Editorial - (2022) Volume 9, Issue 1
Date of Submission: 01-Jan-2022, Manuscript No. bset-21-34112;
Editor assigned: 04-Jan-2022, Pre QC No. P-34112;
Reviewed: 06-Jan-2022, QC No. Q-34112;
Revised: 12-Jan-2022, Manuscript No. R-34112;
, DOI: 10.37421/bset.2022.9.121
Citation: Jerrells, Thomas R. “Biomedical System Importance.” J Biomed Syst Emerg Technol 9 (2022): 121. DOI: 37421/bset.2022.9.121
Copyright: © 2022 Jerrells TR. This is an open-access article distributed under the terms of the Creative Commons Attribution License, which permits unrestricted use, distribution, and reproduction in any medium, provided the original author and source are credited.
Biomedical system is an up-and-coming discipline at the convergence of computing and the life sciences aimed at the development of technologies for extracting, storing, visualizing, analysing and interpreting biological information, which is really an interconnected field. Not only have advances in computing assisted the increase in the speed of the process of data generation, but the need to process and analyse this immense amount of information has led to advances in both software technologies such as visualization and hardware architectures. Furthermore, there is significant interest in Bioinformatics from researchers in medicine. Recent developments in Biomedical Visualization have led to an explosive growth in biological information. Biomedical Visualization is being generated faster than it can be analysed and utilized. This special issue of the International Journal of Visual Languages and Computing highlights recent research results in this field of Biomedical Visualization. The visualization techniques related to bioinformatics range from methods of generating 3D renderings of protein structures to creating maps of the physical location of genes. For example, for the visualization of nucleotide sequence data and protein structure data, these techniques can make Bioinformatics applications more easily understood and learnt. Visualization is one of the most active areas of research and development in Bioinformatics, in particular, Biomedical Visualization. The aim of the Asia-Pacific Bioinformatics Conference is to provide an international forum for researchers, professionals and industrial practitioners to share their knowledge of how to surf this tidal wave of information and data. The Asia-Pacific Bioinformatics Conference series is intended to be an annual forum for exploring research, development and novel applications in Bio medical systems.

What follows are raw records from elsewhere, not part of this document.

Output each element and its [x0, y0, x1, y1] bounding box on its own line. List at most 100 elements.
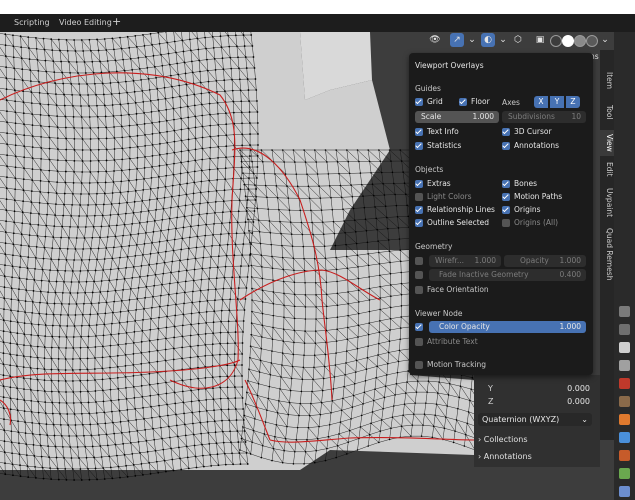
- objects-heading: Objects: [415, 165, 444, 174]
- tab-uvpaint[interactable]: Uvpaint: [600, 184, 614, 222]
- tab-edit[interactable]: Edit: [600, 158, 614, 180]
- origins-all-checkbox[interactable]: Origins (All): [502, 217, 558, 229]
- chevron-down-icon: ⌄: [581, 415, 588, 424]
- rendered-shading-icon[interactable]: [586, 35, 598, 47]
- object-properties-icon[interactable]: [619, 414, 630, 425]
- chevron-down-icon[interactable]: ⌄: [465, 33, 479, 47]
- view-layer-properties-icon[interactable]: [619, 360, 630, 371]
- subdivisions-value: 10: [571, 112, 581, 121]
- fade-inactive-label: Fade Inactive Geometry: [439, 270, 529, 279]
- add-workspace-button[interactable]: +: [112, 15, 121, 29]
- scene-properties-icon[interactable]: [619, 378, 630, 389]
- grid-checkbox[interactable]: Grid: [415, 96, 443, 108]
- properties-tab-strip: [614, 32, 635, 500]
- modifier-properties-icon[interactable]: [619, 432, 630, 443]
- rotation-y-row[interactable]: Y 0.000: [480, 383, 594, 395]
- annotations-overlay-label: Annotations: [514, 141, 560, 150]
- light-colors-checkbox[interactable]: Light Colors: [415, 191, 472, 203]
- text-info-checkbox[interactable]: Text Info: [415, 126, 459, 138]
- attribute-text-label: Attribute Text: [427, 337, 478, 346]
- viewport-overlays-popover: Viewport Overlays Guides Grid Floor Axes…: [409, 53, 593, 375]
- tab-quad-remesh[interactable]: Quad Remesh: [600, 226, 614, 282]
- rotation-mode-select[interactable]: Quaternion (WXYZ) ⌄: [478, 413, 592, 426]
- annotations-checkbox[interactable]: Annotations: [502, 140, 559, 152]
- color-opacity-checkbox[interactable]: [415, 321, 427, 333]
- material-properties-icon[interactable]: [619, 486, 630, 497]
- tab-tool[interactable]: Tool: [600, 100, 614, 124]
- gizmo-toggle-icon[interactable]: ↗: [450, 33, 464, 47]
- fade-inactive-checkbox[interactable]: [415, 269, 427, 281]
- tab-view[interactable]: View: [600, 130, 614, 156]
- overlays-toggle-icon[interactable]: ◐: [481, 33, 495, 47]
- outline-selected-label: Outline Selected: [427, 218, 490, 227]
- axis-z-toggle[interactable]: Z: [566, 96, 580, 108]
- motion-paths-label: Motion Paths: [514, 192, 563, 201]
- tab-video-editing[interactable]: Video Editing: [53, 16, 118, 30]
- axes-label: Axes: [502, 98, 520, 107]
- workspace-tab-bar: Scripting Video Editing +: [0, 14, 635, 32]
- tab-item[interactable]: Item: [600, 68, 614, 94]
- face-orientation-checkbox[interactable]: Face Orientation: [415, 284, 489, 296]
- z-label: Z: [488, 397, 494, 406]
- data-properties-icon[interactable]: [619, 468, 630, 479]
- relationship-lines-checkbox[interactable]: Relationship Lines: [415, 204, 495, 216]
- axis-y-toggle[interactable]: Y: [550, 96, 564, 108]
- material-preview-shading-icon[interactable]: [574, 35, 586, 47]
- extras-checkbox[interactable]: Extras: [415, 178, 451, 190]
- origins-checkbox[interactable]: Origins: [502, 204, 541, 216]
- motion-tracking-label: Motion Tracking: [427, 360, 487, 369]
- rotation-z-row[interactable]: Z 0.000: [480, 396, 594, 408]
- fade-inactive-value: 0.400: [559, 270, 581, 279]
- mesh-edit-overlays-icon[interactable]: ⬡: [511, 33, 525, 47]
- motion-tracking-checkbox[interactable]: Motion Tracking: [415, 359, 486, 371]
- floor-checkbox[interactable]: Floor: [459, 96, 490, 108]
- guides-heading: Guides: [415, 84, 441, 93]
- outline-selected-checkbox[interactable]: Outline Selected: [415, 217, 489, 229]
- axis-x-toggle[interactable]: X: [534, 96, 548, 108]
- color-opacity-field[interactable]: Color Opacity 1.000: [429, 321, 586, 333]
- wireframe-threshold-field[interactable]: Wirefr... 1.000: [429, 255, 501, 267]
- wireframe-checkbox[interactable]: [415, 255, 427, 267]
- physics-properties-icon[interactable]: [619, 450, 630, 461]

In response to the First Asia-Pacific Bioinformatics conference Call for Papers, which was disseminated globally, we received 61 papers from 20 countries in Asia (Armenia, China, Hong Kong, India, Japan, Korea, Singapore, Taiwan and Thailand), America (USA, Canada), Europe (France, Germany, Ireland, Italy, Sweden and UK), New Zealand and Australia. The papers contained in this special issue were selected from among the papers presented at the First Asia-Pacific Bioinformatics conference. All the papers are revised and extended versions of those presented and have been reviewed again through rigorous peer review process for this special issue. The paper entitled ‘‘The Visualization and Measurement of Left Ventricular Deformation using Finite Element Models’’ applied to the visualization technique that is used in solid mechanics and fluid dynamics to two biomedical data sets. It can obtain a new insight into the mechanics of the healthy and diseased left ventricle. This also facilitates the understandings of the complex deformation of the heart muscle. The use of tensor ellipsoids, streamlines and hyper streamlines make it possible to visualize complex deformation behaviour in a single image. Line integral convolution uncovers the presence of degenerate points at which the principal strains suddenly change direction. Further investigations are necessary to find the relationship between degenerate points, fibre structure and the ventricular anatomy. Furthermore, authors explore their significance for diagnosing heart diseases. Visualizing a ventricle with dilated cardiomyopathy showed that the deformation of the lateral wall resembles most closely the expected motion, whereas the septal wall behaved almost contrary to the expected deformation. The combined effect of these deformations seems to be a pumping action by shape deformation rather than by contraction. The visualizations and measurement performed in this paper demonstrated the usefulness of their visualization toolkit for exploring biomedical models.
This article explains techniques for visualizing and evaluating biomedical finite element models and demonstrates their application to biomedical data sets by using an example of two models of a healthy and a diseased human left ventricle. The paper entitled ‘‘Visual Comparison of Metabolic Pathways’’ discussed how the visual comparison of pathways across different species can be very useful for scientists by offering new insight into the different metabolic processes. However, visual interfaces to databases do not support such tasks very well. Authors have presented a new approach for the visual comparison of pathways which uses a graph drawing algorithm. Using horizontal constraints, identical parts of similar pathways in different species are placed on the same horizontal layers, thereby highlighting similarities and differences between these pathways. This visualization method has been tested with data obtained from the Bio Path system and the KEGG database. The presented approach supports different drawing styles and offers a user-friendly [1-5].